The courtesans of Heeramandi answer: Nothing. Not even our tears. Heeramandi: The Diamond Bazaar is a sprawling, uneven, visually intoxicating epic that prioritizes mood over history, poetry over politics. It will frustrate purists and bore the impatient. But for those willing to surrender to its rhythm, it offers a rare thing in streaming-era television: a world you can fall into, and a grief you cannot shake.

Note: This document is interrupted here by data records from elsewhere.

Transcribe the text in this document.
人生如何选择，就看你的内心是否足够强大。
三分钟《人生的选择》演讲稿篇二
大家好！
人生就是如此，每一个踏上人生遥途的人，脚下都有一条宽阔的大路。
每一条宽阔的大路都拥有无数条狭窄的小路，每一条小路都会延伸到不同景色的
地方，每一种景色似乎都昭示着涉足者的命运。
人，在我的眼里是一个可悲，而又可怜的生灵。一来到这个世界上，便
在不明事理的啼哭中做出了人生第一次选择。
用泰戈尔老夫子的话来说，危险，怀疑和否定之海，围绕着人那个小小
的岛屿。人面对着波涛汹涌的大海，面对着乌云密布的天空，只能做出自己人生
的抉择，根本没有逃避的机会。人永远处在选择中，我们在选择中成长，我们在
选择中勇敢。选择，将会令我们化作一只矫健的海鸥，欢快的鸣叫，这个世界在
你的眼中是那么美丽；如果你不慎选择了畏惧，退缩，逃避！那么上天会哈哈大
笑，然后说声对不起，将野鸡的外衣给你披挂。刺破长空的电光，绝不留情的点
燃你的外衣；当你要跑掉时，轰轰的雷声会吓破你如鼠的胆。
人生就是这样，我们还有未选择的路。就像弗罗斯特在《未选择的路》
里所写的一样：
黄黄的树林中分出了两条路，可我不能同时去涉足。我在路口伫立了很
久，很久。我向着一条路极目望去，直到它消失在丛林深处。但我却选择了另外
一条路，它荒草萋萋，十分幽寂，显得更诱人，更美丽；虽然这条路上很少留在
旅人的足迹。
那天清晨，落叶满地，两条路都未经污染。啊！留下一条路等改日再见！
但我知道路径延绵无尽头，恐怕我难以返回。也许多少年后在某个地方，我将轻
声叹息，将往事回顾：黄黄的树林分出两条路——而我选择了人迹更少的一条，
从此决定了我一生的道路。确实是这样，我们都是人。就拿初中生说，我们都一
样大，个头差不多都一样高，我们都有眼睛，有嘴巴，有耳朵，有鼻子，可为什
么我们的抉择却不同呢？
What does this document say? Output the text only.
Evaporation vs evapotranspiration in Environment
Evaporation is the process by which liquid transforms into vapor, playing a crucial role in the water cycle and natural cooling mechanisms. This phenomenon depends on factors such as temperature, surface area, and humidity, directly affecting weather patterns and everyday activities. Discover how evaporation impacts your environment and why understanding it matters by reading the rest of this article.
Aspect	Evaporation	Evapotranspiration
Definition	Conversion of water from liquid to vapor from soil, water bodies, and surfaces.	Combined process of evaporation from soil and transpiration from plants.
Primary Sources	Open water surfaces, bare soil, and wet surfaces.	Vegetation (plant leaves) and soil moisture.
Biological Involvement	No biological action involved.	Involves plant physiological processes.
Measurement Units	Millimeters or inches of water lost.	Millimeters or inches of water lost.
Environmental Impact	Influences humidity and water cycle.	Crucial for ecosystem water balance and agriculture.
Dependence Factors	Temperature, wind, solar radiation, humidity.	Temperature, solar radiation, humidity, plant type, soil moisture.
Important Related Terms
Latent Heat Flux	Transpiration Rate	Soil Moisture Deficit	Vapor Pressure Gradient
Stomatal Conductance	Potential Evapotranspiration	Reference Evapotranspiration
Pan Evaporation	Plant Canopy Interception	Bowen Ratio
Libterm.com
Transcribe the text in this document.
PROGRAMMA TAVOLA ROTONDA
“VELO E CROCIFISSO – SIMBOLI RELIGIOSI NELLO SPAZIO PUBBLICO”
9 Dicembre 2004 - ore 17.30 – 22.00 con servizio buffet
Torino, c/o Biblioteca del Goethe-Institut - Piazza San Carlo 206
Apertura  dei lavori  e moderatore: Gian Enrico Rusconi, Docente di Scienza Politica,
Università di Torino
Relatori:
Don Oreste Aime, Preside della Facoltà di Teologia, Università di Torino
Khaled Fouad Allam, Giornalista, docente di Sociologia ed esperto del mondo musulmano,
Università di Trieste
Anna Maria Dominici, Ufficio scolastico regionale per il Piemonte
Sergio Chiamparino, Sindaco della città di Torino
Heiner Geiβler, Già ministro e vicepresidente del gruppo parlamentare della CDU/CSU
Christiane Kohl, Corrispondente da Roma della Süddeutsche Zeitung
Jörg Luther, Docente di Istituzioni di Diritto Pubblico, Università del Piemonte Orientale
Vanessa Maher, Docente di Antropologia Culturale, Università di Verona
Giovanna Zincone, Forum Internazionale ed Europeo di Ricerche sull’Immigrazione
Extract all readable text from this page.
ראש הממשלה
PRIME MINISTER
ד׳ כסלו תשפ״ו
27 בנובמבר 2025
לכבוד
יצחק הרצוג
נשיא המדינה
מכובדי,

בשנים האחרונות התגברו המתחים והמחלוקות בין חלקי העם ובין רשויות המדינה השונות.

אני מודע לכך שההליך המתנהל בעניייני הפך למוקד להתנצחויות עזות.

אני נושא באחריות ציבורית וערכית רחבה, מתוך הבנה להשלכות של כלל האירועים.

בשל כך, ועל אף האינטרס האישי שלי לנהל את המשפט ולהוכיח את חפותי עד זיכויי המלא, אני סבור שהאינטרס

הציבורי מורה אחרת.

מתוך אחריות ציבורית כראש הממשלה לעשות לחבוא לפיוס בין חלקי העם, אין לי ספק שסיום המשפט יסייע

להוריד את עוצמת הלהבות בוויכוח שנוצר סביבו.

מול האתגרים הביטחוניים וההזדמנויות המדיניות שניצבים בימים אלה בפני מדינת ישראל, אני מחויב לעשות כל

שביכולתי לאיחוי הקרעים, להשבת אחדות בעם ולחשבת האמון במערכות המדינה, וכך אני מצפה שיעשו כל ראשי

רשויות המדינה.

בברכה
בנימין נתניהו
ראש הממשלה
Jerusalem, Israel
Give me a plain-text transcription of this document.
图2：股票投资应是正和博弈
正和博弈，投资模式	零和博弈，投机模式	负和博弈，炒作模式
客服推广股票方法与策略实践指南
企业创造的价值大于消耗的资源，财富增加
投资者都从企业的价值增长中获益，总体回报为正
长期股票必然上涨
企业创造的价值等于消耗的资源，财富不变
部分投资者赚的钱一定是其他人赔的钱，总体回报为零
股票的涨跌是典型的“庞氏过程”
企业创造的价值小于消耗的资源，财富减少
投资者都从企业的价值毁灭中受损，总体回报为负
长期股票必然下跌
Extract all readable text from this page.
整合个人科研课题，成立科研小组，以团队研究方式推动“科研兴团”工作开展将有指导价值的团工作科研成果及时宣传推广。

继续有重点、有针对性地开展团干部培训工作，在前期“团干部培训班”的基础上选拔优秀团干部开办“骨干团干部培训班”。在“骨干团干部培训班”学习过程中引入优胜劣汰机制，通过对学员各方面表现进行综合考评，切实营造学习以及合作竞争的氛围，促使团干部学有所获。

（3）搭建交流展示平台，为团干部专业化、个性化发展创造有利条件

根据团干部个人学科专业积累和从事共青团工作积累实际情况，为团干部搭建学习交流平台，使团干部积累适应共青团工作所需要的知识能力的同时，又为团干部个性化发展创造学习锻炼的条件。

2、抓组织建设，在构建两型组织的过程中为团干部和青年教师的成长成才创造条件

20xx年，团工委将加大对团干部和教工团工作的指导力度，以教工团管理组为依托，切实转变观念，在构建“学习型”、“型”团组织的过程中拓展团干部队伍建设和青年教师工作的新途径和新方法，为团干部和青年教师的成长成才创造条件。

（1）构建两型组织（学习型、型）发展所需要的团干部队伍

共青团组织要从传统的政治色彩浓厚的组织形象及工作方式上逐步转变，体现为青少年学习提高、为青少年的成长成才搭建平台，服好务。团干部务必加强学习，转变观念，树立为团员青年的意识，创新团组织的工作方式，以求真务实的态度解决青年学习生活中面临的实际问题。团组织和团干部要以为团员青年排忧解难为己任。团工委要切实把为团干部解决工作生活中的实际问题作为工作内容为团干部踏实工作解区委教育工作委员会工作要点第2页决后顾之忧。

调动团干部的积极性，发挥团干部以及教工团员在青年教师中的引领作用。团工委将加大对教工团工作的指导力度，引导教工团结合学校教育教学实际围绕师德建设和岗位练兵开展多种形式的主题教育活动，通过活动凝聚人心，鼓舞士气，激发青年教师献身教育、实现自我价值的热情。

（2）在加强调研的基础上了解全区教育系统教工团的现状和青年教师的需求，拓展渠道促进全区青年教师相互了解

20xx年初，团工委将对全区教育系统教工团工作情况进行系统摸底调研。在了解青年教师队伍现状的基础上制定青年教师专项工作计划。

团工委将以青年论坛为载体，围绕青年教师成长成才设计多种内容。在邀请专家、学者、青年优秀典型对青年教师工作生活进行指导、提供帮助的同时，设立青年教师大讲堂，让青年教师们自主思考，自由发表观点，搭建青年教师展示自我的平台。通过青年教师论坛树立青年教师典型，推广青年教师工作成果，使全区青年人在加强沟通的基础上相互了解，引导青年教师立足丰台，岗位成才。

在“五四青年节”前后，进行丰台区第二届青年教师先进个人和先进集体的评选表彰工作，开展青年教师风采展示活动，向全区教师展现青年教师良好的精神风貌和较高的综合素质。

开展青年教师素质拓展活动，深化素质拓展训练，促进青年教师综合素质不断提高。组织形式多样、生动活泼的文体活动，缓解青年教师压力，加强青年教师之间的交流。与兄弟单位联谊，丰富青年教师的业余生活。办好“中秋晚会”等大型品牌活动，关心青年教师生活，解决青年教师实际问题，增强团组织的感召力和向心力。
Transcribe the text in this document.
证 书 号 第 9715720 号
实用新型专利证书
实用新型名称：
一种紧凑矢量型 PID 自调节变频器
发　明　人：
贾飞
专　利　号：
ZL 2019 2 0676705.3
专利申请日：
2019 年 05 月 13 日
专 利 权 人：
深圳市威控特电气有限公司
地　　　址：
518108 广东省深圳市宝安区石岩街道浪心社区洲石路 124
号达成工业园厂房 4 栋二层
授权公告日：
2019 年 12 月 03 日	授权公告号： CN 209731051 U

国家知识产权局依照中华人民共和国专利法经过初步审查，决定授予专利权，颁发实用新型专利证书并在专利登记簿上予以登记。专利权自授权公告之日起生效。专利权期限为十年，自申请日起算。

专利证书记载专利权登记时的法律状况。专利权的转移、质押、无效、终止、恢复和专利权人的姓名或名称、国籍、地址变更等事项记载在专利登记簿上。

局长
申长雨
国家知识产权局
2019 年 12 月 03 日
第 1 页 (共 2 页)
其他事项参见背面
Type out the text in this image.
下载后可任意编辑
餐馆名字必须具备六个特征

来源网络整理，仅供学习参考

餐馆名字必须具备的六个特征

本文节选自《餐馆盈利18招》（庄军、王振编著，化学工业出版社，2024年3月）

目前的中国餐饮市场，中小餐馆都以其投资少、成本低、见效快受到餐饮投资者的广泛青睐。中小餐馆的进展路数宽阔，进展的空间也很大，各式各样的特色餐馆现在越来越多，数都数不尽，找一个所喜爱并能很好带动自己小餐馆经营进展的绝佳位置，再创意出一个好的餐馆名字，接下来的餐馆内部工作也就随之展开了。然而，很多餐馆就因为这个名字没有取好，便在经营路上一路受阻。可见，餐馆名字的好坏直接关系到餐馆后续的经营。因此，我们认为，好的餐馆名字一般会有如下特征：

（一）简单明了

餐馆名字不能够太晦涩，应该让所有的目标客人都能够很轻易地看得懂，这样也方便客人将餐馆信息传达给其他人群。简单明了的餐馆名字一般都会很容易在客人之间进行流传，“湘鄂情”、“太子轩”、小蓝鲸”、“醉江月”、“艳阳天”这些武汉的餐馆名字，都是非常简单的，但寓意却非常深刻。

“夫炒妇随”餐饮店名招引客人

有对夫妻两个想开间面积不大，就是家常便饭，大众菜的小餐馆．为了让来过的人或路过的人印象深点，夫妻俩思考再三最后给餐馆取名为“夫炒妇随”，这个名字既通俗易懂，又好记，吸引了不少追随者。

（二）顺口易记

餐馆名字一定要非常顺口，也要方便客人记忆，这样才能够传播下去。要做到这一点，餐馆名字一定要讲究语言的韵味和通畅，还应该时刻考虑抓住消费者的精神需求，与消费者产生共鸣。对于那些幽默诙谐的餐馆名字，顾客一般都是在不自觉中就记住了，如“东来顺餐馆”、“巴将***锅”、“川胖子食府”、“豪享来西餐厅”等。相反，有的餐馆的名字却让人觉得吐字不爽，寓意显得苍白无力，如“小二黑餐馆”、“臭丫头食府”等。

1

The final shot is not a dance or a death. It is an empty courtyard. A single ghungroo on the floor. The wind blows. The sound of tabla, fading. heeramandi
Bibbojaan’s arc is the most explicit: she sings “Ishq-e-Daastan” at a British officer’s party while her lover’s severed head floats in the Ravi river. Her Kathak spins become coded messages. Her tears are gunpowder. In one gut-wrenching sequence, she performs a thumri for a lecherous general while her fellow revolutionaries are hanged outside—the music rising to drown the sound of trapdoors falling. The courtesans of Heeramandi answer: Nothing
Streaming on Netflix.
Bhansali’s series does not pretend to be a documentary. Instead, it uses this history as a canvas for a fictionalized saga—one that spans from the Swadeshi movement (1905-1911) to the eve of Partition. The real Heeramandi haunts every frame, but Bhansali paints it in his signature hues: crimson, gold, and the deep blue of a wounded sky. At its core, Heeramandi is a family feud wrapped in a national liberation struggle. The central conflict pits two rival courtesans—Mallikajaan (Manisha Koirala) and Fareedan (Sonakshi Sinha)—against each other for control of Heeramandi’s most prestigious kotha, Shahi Mahal. It will frustrate purists and bore the impatient
Bhansali famously shoots dialogue without ambient sound, adding it later. The result is an unnerving quiet between words. When Alamzeb whispers, “I want to be free,” you hear her breath catch. When the British whip a courtesan, the only sound is the swish—no scream, just the whistle of leather. It’s unbearable. V. The Performances: A Masterclass in Restrained Fury Manisha Koirala (Mallikajaan): After surviving cancer and a decade away from the spotlight, Koirala returns as the series’ cold, shattered heart. Her Mallikajaan never raises her voice. She destroys a girl by saying, “Your mother danced better when she was dying.” In the finale, when she finally weeps, it is not for her lost empire—but for a single love she betrayed 30 years ago. Koirala’s eyes hold oceans.
She speaks perhaps 200 words in eight episodes. Yet her silence is devastating. Watch her hands during a British officer’s toast—fingers twitching, then still, then reaching for a wine glass she will never drink from. Hydari embodies the tragedy of the revolutionary who outlives her cause.